Emerge como novelista de la Transición, en un plano intelectualista, la primera época de Juan José Millás, quien en Visión del ahogado (1977) reúne elementos de la novela policiaca y la simbología kafkiana. El José María Guelbenzu de El río de la luna (1981) supone la ruptura del realismo por el procedimiento de novela poética, puesto que es indagación simbólica en torno al tema amoroso en planos narrativos complejos. José María Merino en El caldero de oro (1981) imagina una novela como si fuera un palimpsesto en el que a modo de capas se superponen rescates de la memoria y elementos míticos.

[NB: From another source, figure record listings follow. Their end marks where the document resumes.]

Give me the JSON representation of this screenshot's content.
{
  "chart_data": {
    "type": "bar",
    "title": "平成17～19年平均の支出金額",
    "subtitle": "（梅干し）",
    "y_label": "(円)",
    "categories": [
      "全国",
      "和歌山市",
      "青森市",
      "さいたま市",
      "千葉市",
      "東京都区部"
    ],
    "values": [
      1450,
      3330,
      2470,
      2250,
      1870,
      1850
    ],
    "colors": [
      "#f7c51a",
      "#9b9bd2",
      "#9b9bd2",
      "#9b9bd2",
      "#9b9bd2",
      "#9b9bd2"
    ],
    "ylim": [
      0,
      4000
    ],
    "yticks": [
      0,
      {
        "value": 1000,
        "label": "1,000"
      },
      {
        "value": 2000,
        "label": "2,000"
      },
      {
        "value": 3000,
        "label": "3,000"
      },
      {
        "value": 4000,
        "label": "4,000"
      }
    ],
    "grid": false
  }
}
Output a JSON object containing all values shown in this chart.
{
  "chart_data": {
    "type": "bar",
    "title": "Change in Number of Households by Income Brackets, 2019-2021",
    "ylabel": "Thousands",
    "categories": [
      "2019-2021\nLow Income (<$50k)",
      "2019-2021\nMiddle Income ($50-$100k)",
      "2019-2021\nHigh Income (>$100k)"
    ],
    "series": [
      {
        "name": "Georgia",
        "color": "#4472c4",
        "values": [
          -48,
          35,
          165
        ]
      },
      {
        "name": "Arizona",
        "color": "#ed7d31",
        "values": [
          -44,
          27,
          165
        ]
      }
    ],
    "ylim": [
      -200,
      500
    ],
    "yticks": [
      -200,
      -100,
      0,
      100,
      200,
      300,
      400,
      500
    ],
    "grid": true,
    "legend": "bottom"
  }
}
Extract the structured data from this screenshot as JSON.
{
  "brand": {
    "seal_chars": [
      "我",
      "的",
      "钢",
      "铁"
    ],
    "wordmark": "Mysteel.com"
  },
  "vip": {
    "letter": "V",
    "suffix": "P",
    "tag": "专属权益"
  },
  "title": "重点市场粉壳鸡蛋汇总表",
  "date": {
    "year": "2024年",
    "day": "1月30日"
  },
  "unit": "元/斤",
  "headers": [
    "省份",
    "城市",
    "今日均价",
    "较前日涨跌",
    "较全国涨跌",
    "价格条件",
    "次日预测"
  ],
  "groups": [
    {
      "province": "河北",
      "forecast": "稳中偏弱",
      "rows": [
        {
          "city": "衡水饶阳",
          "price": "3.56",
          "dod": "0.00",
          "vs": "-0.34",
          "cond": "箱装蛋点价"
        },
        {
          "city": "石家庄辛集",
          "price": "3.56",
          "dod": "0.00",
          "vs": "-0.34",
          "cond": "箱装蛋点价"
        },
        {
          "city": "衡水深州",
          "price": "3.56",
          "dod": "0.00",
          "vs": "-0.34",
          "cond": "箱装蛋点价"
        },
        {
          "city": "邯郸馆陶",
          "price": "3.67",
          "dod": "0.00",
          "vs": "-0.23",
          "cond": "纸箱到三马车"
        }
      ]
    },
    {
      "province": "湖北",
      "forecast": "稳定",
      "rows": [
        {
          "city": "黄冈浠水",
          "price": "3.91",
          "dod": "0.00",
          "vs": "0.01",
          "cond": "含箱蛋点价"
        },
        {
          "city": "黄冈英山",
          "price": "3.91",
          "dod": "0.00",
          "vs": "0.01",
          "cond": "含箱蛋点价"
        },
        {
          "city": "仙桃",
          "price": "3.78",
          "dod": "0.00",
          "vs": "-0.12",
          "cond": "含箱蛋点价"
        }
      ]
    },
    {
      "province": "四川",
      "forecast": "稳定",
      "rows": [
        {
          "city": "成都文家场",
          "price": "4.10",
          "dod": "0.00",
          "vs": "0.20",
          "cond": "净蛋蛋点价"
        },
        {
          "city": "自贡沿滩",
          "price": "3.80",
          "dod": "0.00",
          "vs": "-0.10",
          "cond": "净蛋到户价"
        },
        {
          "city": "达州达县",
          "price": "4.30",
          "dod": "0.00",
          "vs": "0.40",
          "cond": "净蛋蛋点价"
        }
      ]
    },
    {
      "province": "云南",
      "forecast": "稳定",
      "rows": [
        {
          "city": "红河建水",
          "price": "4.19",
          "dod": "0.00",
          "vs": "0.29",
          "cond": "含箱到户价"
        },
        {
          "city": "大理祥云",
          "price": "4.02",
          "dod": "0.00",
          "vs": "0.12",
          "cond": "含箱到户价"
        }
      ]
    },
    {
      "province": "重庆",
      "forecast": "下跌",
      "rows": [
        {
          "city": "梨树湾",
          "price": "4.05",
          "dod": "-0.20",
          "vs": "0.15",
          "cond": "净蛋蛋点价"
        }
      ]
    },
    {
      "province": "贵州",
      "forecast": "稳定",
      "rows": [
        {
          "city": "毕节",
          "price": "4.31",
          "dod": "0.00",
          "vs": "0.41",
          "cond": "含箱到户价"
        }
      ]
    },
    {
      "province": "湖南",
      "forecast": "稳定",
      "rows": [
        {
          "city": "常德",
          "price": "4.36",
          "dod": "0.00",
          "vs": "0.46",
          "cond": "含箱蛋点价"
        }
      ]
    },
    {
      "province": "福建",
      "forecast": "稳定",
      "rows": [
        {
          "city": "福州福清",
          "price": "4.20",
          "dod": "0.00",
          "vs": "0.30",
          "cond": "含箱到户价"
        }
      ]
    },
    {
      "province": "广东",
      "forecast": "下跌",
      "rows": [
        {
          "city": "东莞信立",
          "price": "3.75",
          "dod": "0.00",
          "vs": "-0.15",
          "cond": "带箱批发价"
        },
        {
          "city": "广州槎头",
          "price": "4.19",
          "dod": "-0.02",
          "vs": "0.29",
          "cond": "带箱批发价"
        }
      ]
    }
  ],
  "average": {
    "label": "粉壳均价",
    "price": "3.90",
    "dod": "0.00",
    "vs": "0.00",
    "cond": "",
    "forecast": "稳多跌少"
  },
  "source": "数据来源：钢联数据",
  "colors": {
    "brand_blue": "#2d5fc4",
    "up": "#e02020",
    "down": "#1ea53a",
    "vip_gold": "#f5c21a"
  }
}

Los años de la Transición asistieron finalmente al nacimiento para la novela de algunos de los autores de estilo más personal cuya obra ha continuado creciendo. Me refiero a Javier Marías, cuya primera novela, Los dominios del lobo, es de 1971 y que en los años que estamos siguiendo publica El monarca del tiempo (1978). Luis Mateo Díez aparece con Apócrifo del clavel y la espina (1977), sobre la pervivencia de una sociedad anacrónica, y con Las estaciones provinciales (1982) inicia una reconstrucción de la vida provinciana durante el franquismo. Álvaro Pombo publica en estos años Relatos sobre la falta de sustancia (1977) y El parecido (1979). Por último, Enrique Vila-Matas publica su primera novela, La asesina ilustrada, en 1977 y en 1982 reaparece con una colección de cuentos, Nunca voy al cine, donde se aprecia ya su visión irónica en la que la experiencia es metamorfoseada por la ficción.
Hecho un balance, podría decirse que la novela española durante la Transición no únicamente desarrolló un lenguaje narrativo preocupado por indagar nuevos ámbitos, sino que vivió la coexistencia de dos líneas principales: la recuperación de la narratividad y la experimentación metaliteraria.